Claiming to have struck the tightest, most deeply integrated relationship ever seen in the industry – apparently the next best thing to one of them acquiring the other – HP and Microsoft said Wednesday that together they’re going to pour $250 million over the next three years into a new cloud computing venture.
Microsoft CEO Steve Ballmer, talking up their intimacy, made it sound like what comes out the other end will make cloud computing as simple as turning on a light switch. Simplicity is their watchword.
Well this part’s simple. HP apparently gets a contract to supply the boxes for Windows Azure data centers.
Anyway, the soup-to-nuts project encompasses hardware, software and service, joint marketing and all of the companies’ 32,000 resellers on which they intend to lavish 10 times their usual sales and marketing incentives.
They say they’re going to create the “most integrated technology stack” around, everything “from infrastructure to applications,” involving virtualization, management, business applications and Azure. A bigger deal one is evidently supposed to think than the VMware-Cisco-EMC partnership. And everything is supposed to be terribly, terribly self-managed and automated.
The pair is supposed to collaborate on an “engineering roadmap for data management machines; converged, pre-packaged application solutions; comprehensive virtualization offerings; and integrated management tools,” promising customers “optimized performance with push-button simplicity at the lowest possible total cost of ownership.”
Here’s the plan. Microsoft becomes HP’s preferred virtualization partner. There will be “Smart Bundles” for SMBs consisting of HP’s servers, storage and networking along with Microsoft’s Hyper-V and HP’s Insight management software. HP will resell Microsoft’s System Center as part of its widgetry and eventually integrate it with Insight and its business technology optimization solution to manage heterogeneous environments.
Reminiscent of Oracle’s intentions with Sun – and replacing the short-lived Oracle-HP Exadata arrangement – there will be pre-packaged, pre-configured data management and e-mail “appliances” based on SQL Server and Exchange that target data warehousing, BI, OLTP and messaging.
Actually the database thingie already exists. The warehouse widgetry will use Microsoft SQL Server Parallel Data Warehouse software inherited from its acquisition of DatAllegro.
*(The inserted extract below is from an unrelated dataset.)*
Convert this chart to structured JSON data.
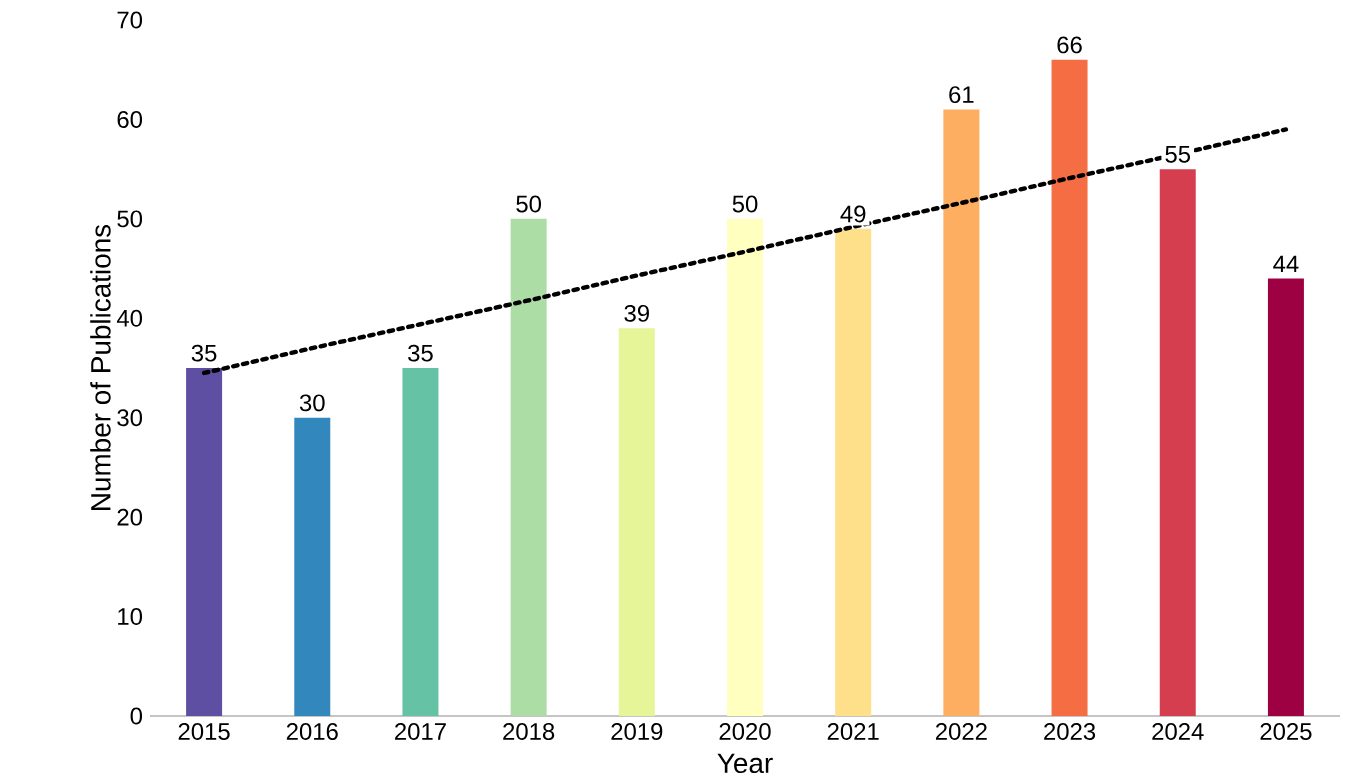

Note that Ballmer and HP CEO Mark Hurd said they’ve been working on the deal since last April, which was when Oracle said it would buy Sun.
HP sells Azure and Azure services. Joint solutions, built on industry standards and managed through a common framework, will be designed so customers can integrate private or public clouds. HP will kick in financing arm and both companies their 11,000-strong professional services for on-premises, outsourced and cloud arrangements.
The marriage is supposed to “transform the way large enterprises deliver services to their customers, and help smaller organizations adopt IT to grow their business.” According to Ballmer, “Microsoft and HP are betting on each other so our customers don’t have to gamble on IT.”
According to Merrill Lynch by next year the cloud could claim $95 billion in corporate spend, ~60% of the total, with consumer-style apps like Google’s producing the difference.